Share price, principal value, and return will vary and you may have a gain or loss when you sell your shares.
The Emerging Markets Bond Fund charges a 2%
redemption fee on shares held 90 days or less.
The performance information shown does not reflect the deduction of the redemption fee;
if it did, the performance would be lower.
We think that the U.S. dollar- and euro-denominated sovereign debt of emerging markets with higher credit quality appears to be overvalued, and it is relatively sensitive to the negative price effects of an increase in U.S. interest rates. Instead, we favor bonds issued by developing market corporations, particularly those that will likely benefit from the growing numbers of middle-class consumers in emerging markets. We are also finding compelling value in some local currency bonds versus dollar-denominated debt. Given our outlook for a stronger U.S. dollar, exposure to emerging markets currencies is selective and modest overall.
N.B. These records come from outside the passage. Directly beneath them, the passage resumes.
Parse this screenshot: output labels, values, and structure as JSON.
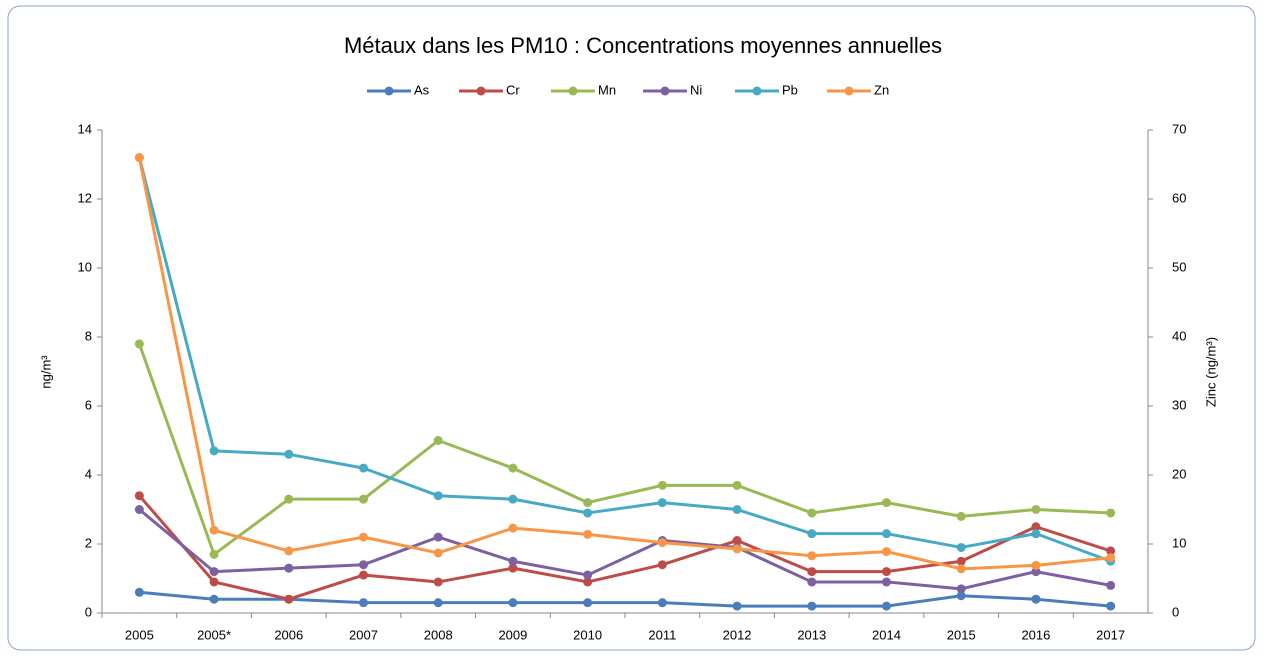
{
  "chart_data": {
    "type": "line",
    "title": "Métaux dans les PM10 : Concentrations moyennes annuelles",
    "y_label": "ng/m³",
    "y2_label": "Zinc (ng/m³)",
    "categories": [
      "2005",
      "2005*",
      "2006",
      "2007",
      "2008",
      "2009",
      "2010",
      "2011",
      "2012",
      "2013",
      "2014",
      "2015",
      "2016",
      "2017"
    ],
    "series": [
      {
        "name": "As",
        "color": "#4a7ebb",
        "values": [
          0.6,
          0.4,
          0.4,
          0.3,
          0.3,
          0.3,
          0.3,
          0.3,
          0.2,
          0.2,
          0.2,
          0.5,
          0.4,
          0.2
        ]
      },
      {
        "name": "Cr",
        "color": "#be4b48",
        "values": [
          3.4,
          0.9,
          0.4,
          1.1,
          0.9,
          1.3,
          0.9,
          1.4,
          2.1,
          1.2,
          1.2,
          1.5,
          2.5,
          1.8
        ]
      },
      {
        "name": "Mn",
        "color": "#98b954",
        "values": [
          7.8,
          1.7,
          3.3,
          3.3,
          5.0,
          4.2,
          3.2,
          3.7,
          3.7,
          2.9,
          3.2,
          2.8,
          3.0,
          2.9
        ]
      },
      {
        "name": "Ni",
        "color": "#7d60a0",
        "values": [
          3.0,
          1.2,
          1.3,
          1.4,
          2.2,
          1.5,
          1.1,
          2.1,
          1.9,
          0.9,
          0.9,
          0.7,
          1.2,
          0.8
        ]
      },
      {
        "name": "Pb",
        "color": "#46aac5",
        "values": [
          13.2,
          4.7,
          4.6,
          4.2,
          3.4,
          3.3,
          2.9,
          3.2,
          3.0,
          2.3,
          2.3,
          1.9,
          2.3,
          1.5
        ]
      },
      {
        "name": "Zn",
        "color": "#f79646",
        "axis": "y2",
        "values": [
          66,
          12,
          9,
          11,
          8.7,
          12.3,
          11.4,
          10.2,
          9.3,
          8.3,
          8.9,
          6.4,
          6.9,
          8.0
        ]
      }
    ],
    "ylim": [
      0,
      14
    ],
    "yticks": [
      0,
      2,
      4,
      6,
      8,
      10,
      12,
      14
    ],
    "y2lim": [
      0,
      70
    ],
    "y2ticks": [
      0,
      10,
      20,
      30,
      40,
      50,
      60,
      70
    ],
    "legend": "top"
  }
}
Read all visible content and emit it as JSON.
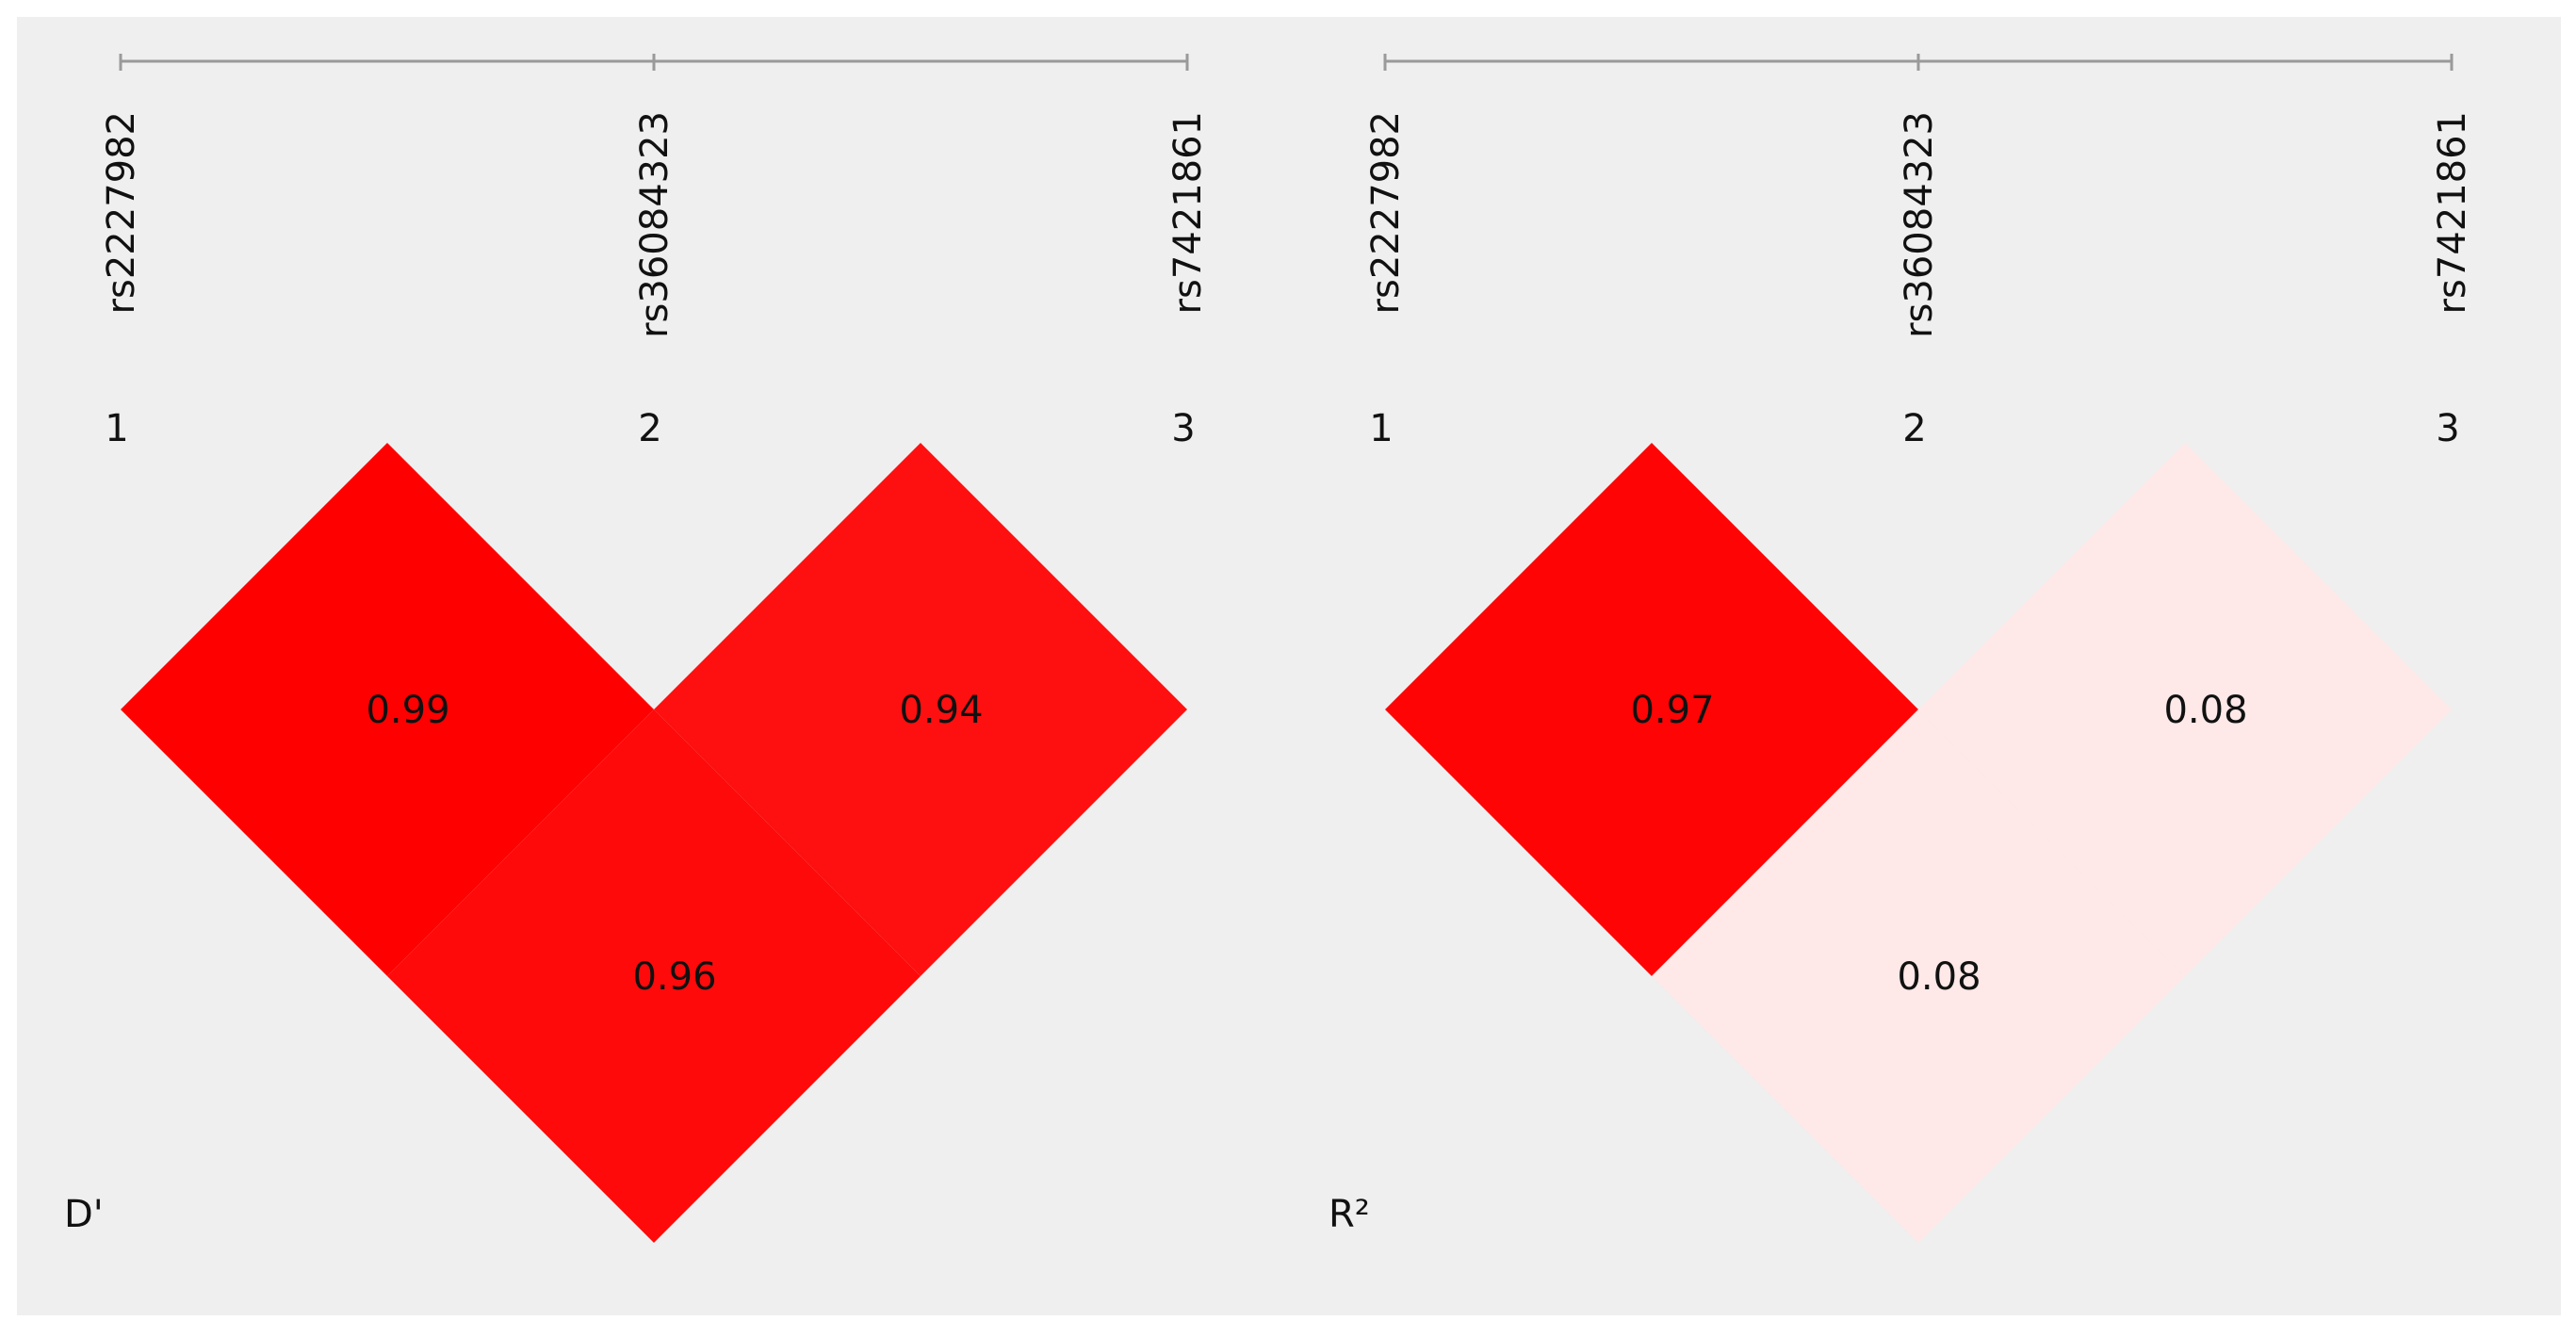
{
  "chart_data": [
    {
      "type": "heatmap",
      "statistic_label": "D'",
      "snps": [
        {
          "index": "1",
          "name": "rs2227982"
        },
        {
          "index": "2",
          "name": "rs36084323"
        },
        {
          "index": "3",
          "name": "rs7421861"
        }
      ],
      "pairs": [
        {
          "i": 1,
          "j": 2,
          "value": 0.99,
          "label": "0.99",
          "color": "#fe0000"
        },
        {
          "i": 2,
          "j": 3,
          "value": 0.94,
          "label": "0.94",
          "color": "#fe1010"
        },
        {
          "i": 1,
          "j": 3,
          "value": 0.96,
          "label": "0.96",
          "color": "#fe0a0a"
        }
      ]
    },
    {
      "type": "heatmap",
      "statistic_label": "R²",
      "snps": [
        {
          "index": "1",
          "name": "rs2227982"
        },
        {
          "index": "2",
          "name": "rs36084323"
        },
        {
          "index": "3",
          "name": "rs7421861"
        }
      ],
      "pairs": [
        {
          "i": 1,
          "j": 2,
          "value": 0.97,
          "label": "0.97",
          "color": "#fe0404"
        },
        {
          "i": 2,
          "j": 3,
          "value": 0.08,
          "label": "0.08",
          "color": "#fee8e8"
        },
        {
          "i": 1,
          "j": 3,
          "value": 0.08,
          "label": "0.08",
          "color": "#fee8e8"
        }
      ]
    }
  ],
  "colors": {
    "panel_background": "#efefef",
    "ruler": "#9a9a9a",
    "text": "#111111"
  }
}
Based on improving economic growth rates in developing countries, fading investor worries about election cycles, and supportive valuations, our overall outlook for emerging markets bonds remains favorable. However, there are several idiosyncratic, country-by-country issues, such as the standoff between Argentina and the holdout creditors that did not participate in the restructuring of its defaulted debt, and more will likely appear. Investor demand for emerging markets bonds is recovering, although inflows will likely become more discriminating by country. Many emerging markets have strong balance sheets and higher growth potential relative to developed countries, so the long-term fundamental drivers of the segment remain intact.